First, I bought another Milk chocolate bar by Green and Black with almonds. Wow, so good. Rich smooth chocolate taste with a smoky almond crunch. So worth crossing that dark chocolate line in the sand.
Second, I was reading smitten kitten earlier. If you haven't checked them out yet please do, they post some solid recipes. He had just posted this cookie recipe that M. and I made tonight. I didn't alter a thing. The salt is a great addition, it really works with the butter. I purchased the oats at our local market which were great, super fresh. Stale oats are the worst.
Great recipe, I highly recommend it. The cookies are crisp and crunchy with a soft chewy center. 5 to the C!

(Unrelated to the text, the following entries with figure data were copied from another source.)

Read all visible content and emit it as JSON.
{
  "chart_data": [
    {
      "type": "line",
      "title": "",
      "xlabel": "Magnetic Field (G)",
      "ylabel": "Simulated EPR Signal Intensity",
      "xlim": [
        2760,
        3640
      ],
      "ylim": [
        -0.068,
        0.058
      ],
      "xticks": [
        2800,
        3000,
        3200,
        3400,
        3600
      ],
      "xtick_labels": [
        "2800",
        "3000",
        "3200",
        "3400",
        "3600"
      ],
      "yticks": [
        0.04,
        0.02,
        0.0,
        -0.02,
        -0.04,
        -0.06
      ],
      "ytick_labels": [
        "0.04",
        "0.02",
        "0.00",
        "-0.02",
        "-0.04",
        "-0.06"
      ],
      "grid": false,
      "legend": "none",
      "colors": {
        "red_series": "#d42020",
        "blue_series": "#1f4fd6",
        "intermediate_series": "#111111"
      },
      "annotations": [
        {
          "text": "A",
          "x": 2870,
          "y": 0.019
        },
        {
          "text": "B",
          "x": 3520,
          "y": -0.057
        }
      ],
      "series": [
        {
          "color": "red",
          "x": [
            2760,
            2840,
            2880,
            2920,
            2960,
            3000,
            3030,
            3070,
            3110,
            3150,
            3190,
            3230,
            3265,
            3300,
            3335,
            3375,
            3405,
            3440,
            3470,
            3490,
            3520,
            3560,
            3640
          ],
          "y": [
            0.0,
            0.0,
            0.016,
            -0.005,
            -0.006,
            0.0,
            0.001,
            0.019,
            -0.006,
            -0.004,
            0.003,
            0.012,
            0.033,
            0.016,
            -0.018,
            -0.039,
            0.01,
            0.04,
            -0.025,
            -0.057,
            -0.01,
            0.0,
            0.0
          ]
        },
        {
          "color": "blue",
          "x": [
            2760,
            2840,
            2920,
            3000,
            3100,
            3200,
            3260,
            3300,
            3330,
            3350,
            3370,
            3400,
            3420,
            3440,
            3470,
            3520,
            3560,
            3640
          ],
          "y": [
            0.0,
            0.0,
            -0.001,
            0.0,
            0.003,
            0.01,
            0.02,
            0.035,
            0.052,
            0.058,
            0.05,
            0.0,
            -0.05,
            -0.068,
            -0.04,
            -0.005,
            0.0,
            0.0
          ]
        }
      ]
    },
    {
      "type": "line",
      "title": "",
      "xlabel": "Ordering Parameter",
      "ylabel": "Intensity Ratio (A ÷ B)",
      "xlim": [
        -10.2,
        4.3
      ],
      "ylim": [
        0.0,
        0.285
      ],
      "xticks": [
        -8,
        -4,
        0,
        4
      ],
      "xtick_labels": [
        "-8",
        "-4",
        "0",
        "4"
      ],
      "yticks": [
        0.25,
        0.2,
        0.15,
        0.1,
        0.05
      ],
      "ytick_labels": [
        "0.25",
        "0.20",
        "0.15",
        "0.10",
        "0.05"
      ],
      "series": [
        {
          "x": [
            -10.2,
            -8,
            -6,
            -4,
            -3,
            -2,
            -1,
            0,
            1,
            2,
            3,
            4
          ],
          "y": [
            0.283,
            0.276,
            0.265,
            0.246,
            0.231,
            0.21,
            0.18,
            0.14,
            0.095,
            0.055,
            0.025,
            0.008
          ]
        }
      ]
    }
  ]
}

Anyway, hit the link above to see the recipe on their site or check it out below.
Adapted from Cook's Illustrated
1 cup all-purpose flour
3/4 teaspoon baking powder
1/2 teaspoon baking soda
1/4 teaspoon table salt
14 tablespoons (1 1/2 sticks) unsalted butter, softened
1 cup sugar
1/4 cup packed light brown sugar
1 large egg
1 teaspoon vanilla extract
2 1/2 cups old-fashioned rolled oats
6 ounces good-quality white chocolate bar, chopped (not "white chocolate" chips; they're almost always artificial. I am adamant about this.)
1/2 teapoon good quality flaky sea salt (for sprinkling on top)
1. Preheat oven to 350 degrees. Line baking sheet with parchment paper or Silpat. Whisk flour, baking powder, baking soda, and table salt in a medium bowl.
2. Beat butter and sugars until light and fluffy. Scrape down bowl with rubber spatula, then add egg and vanilla and beat until incorporated. Scrape down bowl again. Add flour mixture gradually and mix until just incorporated and smooth. Gradually add oats and white chocolate and mix until well incorporated.
3. Divide dough into 24 equal portions, each about 2 tablespoons. Roll between palms into balls, then place on lined baking sheets about 2 1/2 inches apart. Using fingertips, gently press down each ball to about ¾-inch thickness.
4. Sprinkle a flake or two of sea salt on each cookie
5. Bake until cookies are deep golden brown, about 13 to 16 minutes, rotating baking sheet halfway through. Transfer baking sheet to wire rack to cool.